Y entonces se dio cuenta. En la cara de Numph apareció una mirada de alivio, una mirada de entendimiento que le produjo una gran satisfacción.
Numph dirigió a Terl una mirada casi divertida. El alivio parecía invadirlo. La confianza reemplazó al miedo.
Terl supo que se había hecho un lío. Tenía sólo una vaga idea de esa ventaja relacionada con Nipe. Y en ese momento acababa de hacerse culpable de exponer lo que sólo fingía saber. Numph se dio cuenta de que en verdad Terl no sabía nada. Y Terl nunca había sabido realmente en qué andaba Numph. Un verdadero error.
—Bueno —dijo Numph, súbitamente expansivo—, ahora vaya y haga su trabajo. Estoy seguro de que todo saldrá perfectamente.
Terl se detuvo al otro lado de la puerta. ¿Cuál demonios era la ventaja? ¿Cuál era la verdadera historia que había detrás?

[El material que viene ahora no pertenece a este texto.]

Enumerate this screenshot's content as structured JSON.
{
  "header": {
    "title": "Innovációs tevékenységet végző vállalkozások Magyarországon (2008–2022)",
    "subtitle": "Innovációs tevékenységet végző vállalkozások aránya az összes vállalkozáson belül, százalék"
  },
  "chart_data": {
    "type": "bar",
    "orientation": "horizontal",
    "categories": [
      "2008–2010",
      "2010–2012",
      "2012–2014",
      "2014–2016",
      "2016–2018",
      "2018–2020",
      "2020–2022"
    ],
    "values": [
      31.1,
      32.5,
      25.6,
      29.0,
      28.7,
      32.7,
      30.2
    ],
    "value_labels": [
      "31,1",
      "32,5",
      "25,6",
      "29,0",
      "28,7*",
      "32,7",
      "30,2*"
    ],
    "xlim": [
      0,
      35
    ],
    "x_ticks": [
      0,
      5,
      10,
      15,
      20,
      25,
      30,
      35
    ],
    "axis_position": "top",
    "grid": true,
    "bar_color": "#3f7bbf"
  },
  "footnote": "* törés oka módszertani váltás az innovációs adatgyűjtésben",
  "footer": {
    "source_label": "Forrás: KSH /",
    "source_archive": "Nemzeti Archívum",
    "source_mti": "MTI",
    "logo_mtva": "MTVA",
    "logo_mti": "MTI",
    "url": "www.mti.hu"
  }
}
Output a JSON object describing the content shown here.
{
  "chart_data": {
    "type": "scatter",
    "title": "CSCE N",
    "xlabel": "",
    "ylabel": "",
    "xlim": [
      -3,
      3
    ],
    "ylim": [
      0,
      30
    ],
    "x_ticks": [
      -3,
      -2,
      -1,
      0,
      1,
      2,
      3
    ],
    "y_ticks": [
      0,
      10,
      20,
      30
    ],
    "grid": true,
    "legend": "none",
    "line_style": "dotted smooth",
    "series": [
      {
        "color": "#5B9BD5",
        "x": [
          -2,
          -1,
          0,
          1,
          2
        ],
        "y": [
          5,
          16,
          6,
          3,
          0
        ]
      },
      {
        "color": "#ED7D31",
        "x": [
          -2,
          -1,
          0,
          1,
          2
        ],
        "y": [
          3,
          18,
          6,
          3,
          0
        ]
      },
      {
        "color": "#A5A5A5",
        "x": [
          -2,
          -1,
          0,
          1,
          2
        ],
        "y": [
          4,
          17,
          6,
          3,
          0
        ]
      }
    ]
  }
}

Numph ya no tenía miedo. Terl podía oírlo reír.
El jefe de seguridad apartó de su mente la negra nube que lo amenazaba. Se fue. Al menos tenía los animales y podría continuar. Y cuando hubiera terminado con ellos, podría vaporizarlos. ¡Deseaba poder vaporizar también a Numph!
Ventaja, ventaja. No tenía ninguna sobre Numph. Y tampoco sobre el animal.
Terl tendría que ponerse a trabajar.